After the CT we stopped off at Pisa for a couple of hours on our way to Lucca. Other than the Leaning Tower and the spectacular buildings in its immediate vicinity (which incidentally also have a slight lean) we didn't find much more to see in Pisa and the 2 hours was more than enough.
The tower sneaking a quick peek around the Cathedral
Despite the obvious flaws, the architecture is incredible and there are a lots of very finely detailed carvings throughout the Cathedral and the Baptistry.

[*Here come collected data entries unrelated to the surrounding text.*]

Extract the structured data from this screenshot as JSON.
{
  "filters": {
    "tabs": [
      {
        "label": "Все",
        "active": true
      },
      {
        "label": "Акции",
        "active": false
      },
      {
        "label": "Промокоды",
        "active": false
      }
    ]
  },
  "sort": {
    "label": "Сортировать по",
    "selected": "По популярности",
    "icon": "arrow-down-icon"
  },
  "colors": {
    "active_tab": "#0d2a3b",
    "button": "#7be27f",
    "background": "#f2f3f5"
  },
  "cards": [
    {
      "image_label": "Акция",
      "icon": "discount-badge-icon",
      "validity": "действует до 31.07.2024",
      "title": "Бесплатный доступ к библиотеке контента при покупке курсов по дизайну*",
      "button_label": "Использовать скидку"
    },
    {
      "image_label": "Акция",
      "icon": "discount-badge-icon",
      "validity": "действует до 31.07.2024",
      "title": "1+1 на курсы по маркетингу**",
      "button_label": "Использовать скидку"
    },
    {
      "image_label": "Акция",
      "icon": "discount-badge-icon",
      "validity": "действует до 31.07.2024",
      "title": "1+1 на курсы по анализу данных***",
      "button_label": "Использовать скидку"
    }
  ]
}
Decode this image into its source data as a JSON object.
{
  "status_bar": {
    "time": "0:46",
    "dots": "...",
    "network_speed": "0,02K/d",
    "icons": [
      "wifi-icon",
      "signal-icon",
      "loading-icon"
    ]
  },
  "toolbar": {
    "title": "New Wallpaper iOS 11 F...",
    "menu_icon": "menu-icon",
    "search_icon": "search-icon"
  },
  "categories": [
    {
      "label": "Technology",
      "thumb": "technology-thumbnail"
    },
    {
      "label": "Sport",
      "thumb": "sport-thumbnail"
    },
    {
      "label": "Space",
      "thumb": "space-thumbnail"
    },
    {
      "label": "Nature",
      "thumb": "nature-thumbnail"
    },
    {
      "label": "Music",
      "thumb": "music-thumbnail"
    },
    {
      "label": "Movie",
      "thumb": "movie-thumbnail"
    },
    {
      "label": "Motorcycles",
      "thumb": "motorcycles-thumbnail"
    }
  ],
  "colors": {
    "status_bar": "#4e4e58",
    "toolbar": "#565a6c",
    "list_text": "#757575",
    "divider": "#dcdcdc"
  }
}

Apparently the small (about one foot tall) sculpture of Daniel (of Lion's Den fame) on the Baptistry pulpit by Nicola Pisano marked the the beginning of the sculptural movement that culminated in Michelangelo’s collossal David – more on that later...
You may recognise the pose...
The impressive detail on the old pulpit in the Cathedral (by Giovanni Pisano)
We had intended to take the obligatory 'propping up the tower' photo, but after witnessing what we have (un)affectionately dubbed “Pisa-chi” being performed en mass we settled for taking pictures of everyone else looking ridiculous instead.
“Pisa-chi" first position
Later that day we carried on to Lucca where we had booked a room in a shared apartment for a couple of days. After six weeks of eating on the road, we enjoyed the novelty of cooking for ourselves and using the local produce.
Lucca is a gorgeous Tuscan town and one of the few towns to have its old city walls intact. We can understand why - they are about 20 metres thick!
The beautiful walkway around the city walls
The walk around the old city and the walls would have been a highlight, except Rob picked up a calf strain on the last day of the CT (from dodging ferocious reptiles) and spent the entire time hobbling around complaining... On our strolls/hobbles around the inner city we got stuck into some wonderful gelati (and learned that a grubby, unappestising pale olive colour means the pistachio is good!?)
The bell? tower
Lucca was a good change of pace and a welcome respite after several weeks of constant travelling. After blowing the budget on Nurofen, Rob was (thankfully) complaining about his foot a little bit less so should be right for our three day assault on the capital.